Question 2 : Au point où nous en sommes de mensonges et de trahisons, la confiance peut-elle être restaurée  entre la Russie et l’Occident ?


DD : Ma réponse est non. Pourquoi ? Parce que ce rétablissement de la confiance ne peut passer aujourd’hui que par la disparition pure et simple du paysage politique mondial de l’establishment néoconservateur et mondialiste US et européen. Tant que cette disparition ne sera pas réalisée et actée, la restauration de la confiance restera impossible car le projet pour un nouveau siècle d’hégémonie américaine, à réaliser par tous les moyens, restera la règle pour les administrations US et UE.


Cette éviction des néoconservateurs mondialistes, liés aux puissances d’argent qui font la pluie et le beau temps dans les élections états-uniennes et européennes, présidentielles ou législatives, grâce aux médias qu’elles contrôlent, n’est pas envisageable à court ou moyen termes, tant les moyens financiers consacrés à la conquête et à « l’exploitation » du pouvoir à leur profit, sont immenses.


La Russie de Poutine s’efforce donc aujourd’hui de faire tout ce qui est possible pour briser ce rêve des milliardaires néocons occidentaux, d’un monde sous hégémonie US-UE-OTAN-G7, en affaiblissant l’aigle occidental et en lui coupant les ailes.


En 1990, la Russie a perdu la guerre froide par un effondrement économique et social. En 2022-2023 … elle cherchera à obtenir un effondrement économique et social de l’occident global, en agissant, avec ses nombreux et puissants alliés et partenaires, en jouant sur l’arme énergétique, et en cassant le monopole du dollar et l’extraterritorialité du droit américain qui lui est liée.
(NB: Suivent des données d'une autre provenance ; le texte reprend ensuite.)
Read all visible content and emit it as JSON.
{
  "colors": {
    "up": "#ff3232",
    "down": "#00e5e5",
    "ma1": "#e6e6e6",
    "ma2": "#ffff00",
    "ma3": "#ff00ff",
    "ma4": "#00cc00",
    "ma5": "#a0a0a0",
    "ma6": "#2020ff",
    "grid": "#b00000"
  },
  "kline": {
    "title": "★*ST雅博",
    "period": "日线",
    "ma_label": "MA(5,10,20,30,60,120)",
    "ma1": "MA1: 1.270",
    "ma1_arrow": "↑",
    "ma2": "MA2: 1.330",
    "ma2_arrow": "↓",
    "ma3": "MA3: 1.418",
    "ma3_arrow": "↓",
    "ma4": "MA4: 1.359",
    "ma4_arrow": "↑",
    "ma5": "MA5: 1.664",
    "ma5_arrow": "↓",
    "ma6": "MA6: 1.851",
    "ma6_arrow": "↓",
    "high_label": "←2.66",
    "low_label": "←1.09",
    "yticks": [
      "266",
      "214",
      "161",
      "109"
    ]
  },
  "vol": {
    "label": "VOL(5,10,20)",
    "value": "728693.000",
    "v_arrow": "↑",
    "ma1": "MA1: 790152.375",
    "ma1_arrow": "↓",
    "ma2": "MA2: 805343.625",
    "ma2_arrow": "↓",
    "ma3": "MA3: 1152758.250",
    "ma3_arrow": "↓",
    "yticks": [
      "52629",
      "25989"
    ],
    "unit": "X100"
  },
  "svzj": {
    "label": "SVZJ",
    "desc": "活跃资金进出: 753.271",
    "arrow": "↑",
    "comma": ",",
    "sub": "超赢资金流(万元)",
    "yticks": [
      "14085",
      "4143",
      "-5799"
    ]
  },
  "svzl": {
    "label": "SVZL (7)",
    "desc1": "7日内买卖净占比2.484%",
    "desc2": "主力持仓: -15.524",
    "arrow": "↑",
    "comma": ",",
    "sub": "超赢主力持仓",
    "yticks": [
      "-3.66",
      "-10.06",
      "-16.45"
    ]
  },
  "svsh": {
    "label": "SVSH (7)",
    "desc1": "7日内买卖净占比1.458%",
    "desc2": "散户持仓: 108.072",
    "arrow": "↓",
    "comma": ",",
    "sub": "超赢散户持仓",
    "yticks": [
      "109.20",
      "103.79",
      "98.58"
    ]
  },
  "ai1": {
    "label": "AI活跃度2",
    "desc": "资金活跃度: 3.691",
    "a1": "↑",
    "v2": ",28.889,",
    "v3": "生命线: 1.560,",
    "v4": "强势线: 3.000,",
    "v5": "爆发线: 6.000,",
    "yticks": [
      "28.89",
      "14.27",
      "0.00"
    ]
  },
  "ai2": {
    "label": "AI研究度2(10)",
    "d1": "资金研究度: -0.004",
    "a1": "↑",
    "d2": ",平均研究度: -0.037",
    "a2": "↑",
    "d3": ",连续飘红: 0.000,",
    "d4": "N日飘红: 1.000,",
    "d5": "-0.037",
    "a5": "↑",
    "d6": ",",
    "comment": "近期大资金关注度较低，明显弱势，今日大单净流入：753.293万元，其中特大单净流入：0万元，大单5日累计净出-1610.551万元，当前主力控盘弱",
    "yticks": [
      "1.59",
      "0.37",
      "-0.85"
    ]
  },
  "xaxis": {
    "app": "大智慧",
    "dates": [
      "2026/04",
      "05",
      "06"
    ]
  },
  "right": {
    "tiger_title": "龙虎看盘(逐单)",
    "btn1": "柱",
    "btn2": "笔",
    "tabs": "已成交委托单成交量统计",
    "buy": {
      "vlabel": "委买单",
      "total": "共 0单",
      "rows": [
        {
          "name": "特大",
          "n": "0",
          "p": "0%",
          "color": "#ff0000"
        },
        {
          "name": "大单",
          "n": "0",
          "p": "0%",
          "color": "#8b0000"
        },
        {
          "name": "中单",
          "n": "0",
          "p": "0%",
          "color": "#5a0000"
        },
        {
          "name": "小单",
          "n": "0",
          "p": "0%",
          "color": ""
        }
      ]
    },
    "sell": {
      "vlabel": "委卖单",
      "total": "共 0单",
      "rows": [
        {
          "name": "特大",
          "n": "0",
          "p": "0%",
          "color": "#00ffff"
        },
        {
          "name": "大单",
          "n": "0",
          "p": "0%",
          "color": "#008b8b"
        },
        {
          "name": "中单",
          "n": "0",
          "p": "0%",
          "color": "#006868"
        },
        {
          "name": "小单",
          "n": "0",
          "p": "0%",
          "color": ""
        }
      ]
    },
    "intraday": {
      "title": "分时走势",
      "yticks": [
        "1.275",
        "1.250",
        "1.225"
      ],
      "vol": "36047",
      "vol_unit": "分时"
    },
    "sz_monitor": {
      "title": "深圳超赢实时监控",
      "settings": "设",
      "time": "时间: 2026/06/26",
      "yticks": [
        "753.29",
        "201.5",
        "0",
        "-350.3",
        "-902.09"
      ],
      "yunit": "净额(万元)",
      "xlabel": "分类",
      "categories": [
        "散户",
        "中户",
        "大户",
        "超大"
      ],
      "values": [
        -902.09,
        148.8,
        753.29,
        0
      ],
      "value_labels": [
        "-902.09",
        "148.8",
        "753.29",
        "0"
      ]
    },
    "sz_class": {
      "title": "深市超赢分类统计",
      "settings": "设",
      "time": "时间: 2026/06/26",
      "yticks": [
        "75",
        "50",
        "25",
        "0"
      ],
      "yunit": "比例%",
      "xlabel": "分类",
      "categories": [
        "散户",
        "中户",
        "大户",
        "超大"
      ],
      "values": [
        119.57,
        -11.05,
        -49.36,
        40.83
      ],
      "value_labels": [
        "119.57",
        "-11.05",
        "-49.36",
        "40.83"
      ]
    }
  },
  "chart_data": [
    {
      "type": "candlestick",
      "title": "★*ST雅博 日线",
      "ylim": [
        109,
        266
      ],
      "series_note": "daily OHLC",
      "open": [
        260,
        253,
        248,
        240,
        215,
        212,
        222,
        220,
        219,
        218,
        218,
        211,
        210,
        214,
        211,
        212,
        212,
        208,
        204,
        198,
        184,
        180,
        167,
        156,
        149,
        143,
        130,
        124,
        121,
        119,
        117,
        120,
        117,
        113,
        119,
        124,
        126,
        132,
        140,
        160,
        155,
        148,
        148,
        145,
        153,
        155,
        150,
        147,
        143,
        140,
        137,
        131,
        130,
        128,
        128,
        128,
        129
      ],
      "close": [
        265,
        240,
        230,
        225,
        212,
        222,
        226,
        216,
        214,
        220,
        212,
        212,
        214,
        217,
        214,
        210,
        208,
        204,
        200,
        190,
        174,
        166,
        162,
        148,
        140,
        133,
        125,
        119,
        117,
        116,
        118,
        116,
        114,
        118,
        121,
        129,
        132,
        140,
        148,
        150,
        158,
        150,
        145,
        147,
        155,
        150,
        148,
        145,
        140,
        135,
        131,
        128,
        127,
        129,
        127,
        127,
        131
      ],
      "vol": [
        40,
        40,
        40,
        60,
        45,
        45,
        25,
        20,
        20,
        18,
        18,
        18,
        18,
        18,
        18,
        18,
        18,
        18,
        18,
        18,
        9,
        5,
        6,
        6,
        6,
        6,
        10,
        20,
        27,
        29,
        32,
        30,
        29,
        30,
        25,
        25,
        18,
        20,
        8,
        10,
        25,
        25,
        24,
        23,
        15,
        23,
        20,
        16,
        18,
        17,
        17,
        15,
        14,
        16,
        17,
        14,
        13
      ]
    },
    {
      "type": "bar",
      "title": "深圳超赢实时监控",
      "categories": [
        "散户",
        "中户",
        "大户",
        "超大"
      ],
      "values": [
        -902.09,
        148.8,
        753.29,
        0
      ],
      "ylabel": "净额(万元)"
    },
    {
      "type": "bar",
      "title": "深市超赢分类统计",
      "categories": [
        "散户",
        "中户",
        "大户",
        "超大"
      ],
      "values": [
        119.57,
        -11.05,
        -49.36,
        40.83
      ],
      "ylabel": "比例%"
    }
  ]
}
Sur le théâtre ukrainien, qui ne représente qu’une toute partie du bras de fer mondial entre les néocons occidentaux et la Russie, celle ci ne négociera, le moment venu, qu’en position de force, et à ses propres conditions. Mais il lui faut aujourd’hui laisser du temps au temps car le temps joue, pour l’instant, en sa faveur, en plongeant peu à peu l’occident dans les difficultés économiques et sociales qui n’iront pas en s’améliorant.


Il n’y a donc probablement rien à attendre à court terme. Rien à attendre avant, au mieux, l’été 2023 mais plus probablement 2024. Pour la Russie, un hiver supplémentaire, et peut être davantage, sera sans doute nécessaire pour achever l’affaiblissement des économies occidentales et atteindre ses objectifs militaires en Ukraine et géopolitiques au niveau planétaire, avec un minimum de dommages humains et économiques pour elle et un maximum pour ses adversaires.